Embrasser l’intime et dire le monde. En raconter les imbrications. Le tout dans une langue magistrale, forte, et pleine d’intelligence et de pudeur. C’est la prouesse que réussit Bernhard Schlink dans son dernier roman : “La petite fille”. Dans ce roman, Schlink raconte l’Allemagne d’hier, celle où le pays était deux avec la RFA et la RDA, puis celle de la réunification et enfin celle d’aujourd’hui. Il y a Kaspar, libraire bobo de Berlin qui aime une femme : Birgit. Un soir, alors qu’il revient de la librairie, elle s’est suicidée. Endeuillé Kaspar, sous l’impulsion de l’éditeur de son épouse, plonge dans les carnets et dans les écrits de Birgit qui refusait qu’il les lise.

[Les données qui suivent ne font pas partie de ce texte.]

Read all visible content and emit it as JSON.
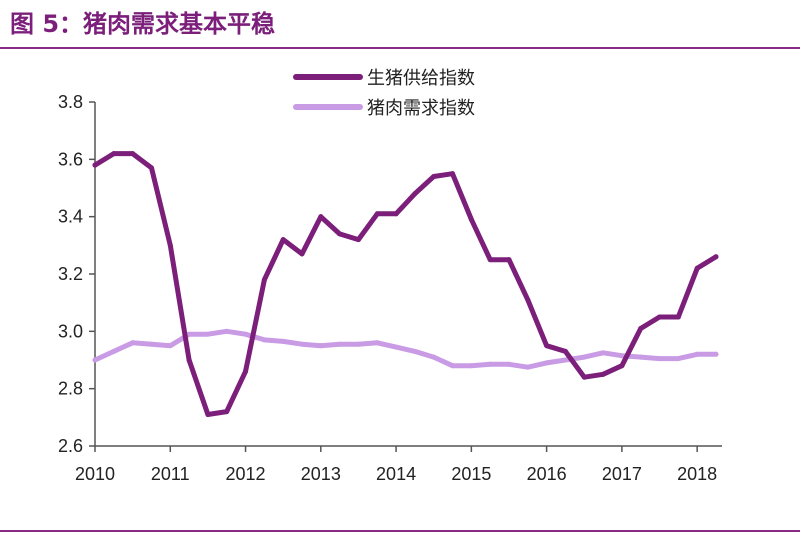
{
  "figure": {
    "title": "图 5：猪肉需求基本平稳"
  },
  "colors": {
    "accent": "#7b1f7a",
    "rule": "#8a2a86",
    "axis": "#555555"
  },
  "chart_data": {
    "type": "line",
    "title": "",
    "xlabel": "",
    "ylabel": "",
    "xlim": [
      2010,
      2018.33
    ],
    "ylim": [
      2.6,
      3.8
    ],
    "x_ticks": [
      "2010",
      "2011",
      "2012",
      "2013",
      "2014",
      "2015",
      "2016",
      "2017",
      "2018"
    ],
    "y_ticks": [
      "2.6",
      "2.8",
      "3.0",
      "3.2",
      "3.4",
      "3.6",
      "3.8"
    ],
    "grid": false,
    "legend_position": "top-center",
    "x": [
      2010.0,
      2010.25,
      2010.5,
      2010.75,
      2011.0,
      2011.25,
      2011.5,
      2011.75,
      2012.0,
      2012.25,
      2012.5,
      2012.75,
      2013.0,
      2013.25,
      2013.5,
      2013.75,
      2014.0,
      2014.25,
      2014.5,
      2014.75,
      2015.0,
      2015.25,
      2015.5,
      2015.75,
      2016.0,
      2016.25,
      2016.5,
      2016.75,
      2017.0,
      2017.25,
      2017.5,
      2017.75,
      2018.0,
      2018.25
    ],
    "series": [
      {
        "name": "生猪供给指数",
        "color": "#7b1f7a",
        "stroke_weight": "thick",
        "values": [
          3.58,
          3.62,
          3.62,
          3.57,
          3.3,
          2.9,
          2.71,
          2.72,
          2.86,
          3.18,
          3.32,
          3.27,
          3.4,
          3.34,
          3.32,
          3.41,
          3.41,
          3.48,
          3.54,
          3.55,
          3.39,
          3.25,
          3.25,
          3.11,
          2.95,
          2.93,
          2.84,
          2.85,
          2.88,
          3.01,
          3.05,
          3.05,
          3.22,
          3.26
        ]
      },
      {
        "name": "猪肉需求指数",
        "color": "#c99be5",
        "stroke_weight": "thick",
        "values": [
          2.9,
          2.93,
          2.96,
          2.955,
          2.95,
          2.99,
          2.99,
          3.0,
          2.99,
          2.97,
          2.965,
          2.955,
          2.95,
          2.955,
          2.955,
          2.96,
          2.945,
          2.93,
          2.91,
          2.88,
          2.88,
          2.885,
          2.885,
          2.875,
          2.89,
          2.9,
          2.91,
          2.925,
          2.915,
          2.91,
          2.905,
          2.905,
          2.92,
          2.92
        ]
      }
    ]
  }
}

Sa lecture l’emporte dans les années 60-70. En RDA. Au moment où il est tombé amoureux de Birgit. Il apprend que pour fuir l’Allemagne communiste et vivre son amour avec lui, elle a abandonné un nourrison. Birgit rêvait de la retrouver. Cette fille, Svenja a eu une fille aussi. Sigrun, qui a 14 ans.
Une littérature gracieuse
Bouleversé, Kaspar décide de tout mettre en œuvre pour retrouver les deux femmes. Retrouvailles qui auront lieu. L’histoire qui se répète. Extrême droite. Complotisme. Fantômes d’un pays. Impossibilité du dialogue. La langue de Schlink – comme dans son magistral Le Liseur dont nous vous avions fait la lecture ici – explore l’intime. Les doutes, les peurs, les rêves des personnages, mais aussi l’extime c’est-à-dire les gravités du monde, les impossibilités de réparation, les rendez-vous manqués, les retrouvailles impossibles etc. Schlink signe un roman superbe, de facture classique, mais rempli d’une grâce réelle. “Il aurait voulu pleurer” écrit-il à propos de Kaspar. C’est le lecteur qui pleure à sa place et ressort de ce livre rempli de quelque chose en plus. Quelque chose d’imperceptible : ce qui fait que la littérature est littérature, cette impression d’avoir vécu la vie des personnages et d’en avoir tiré pour soi des enseignements par la grâce de l’expérience sensible.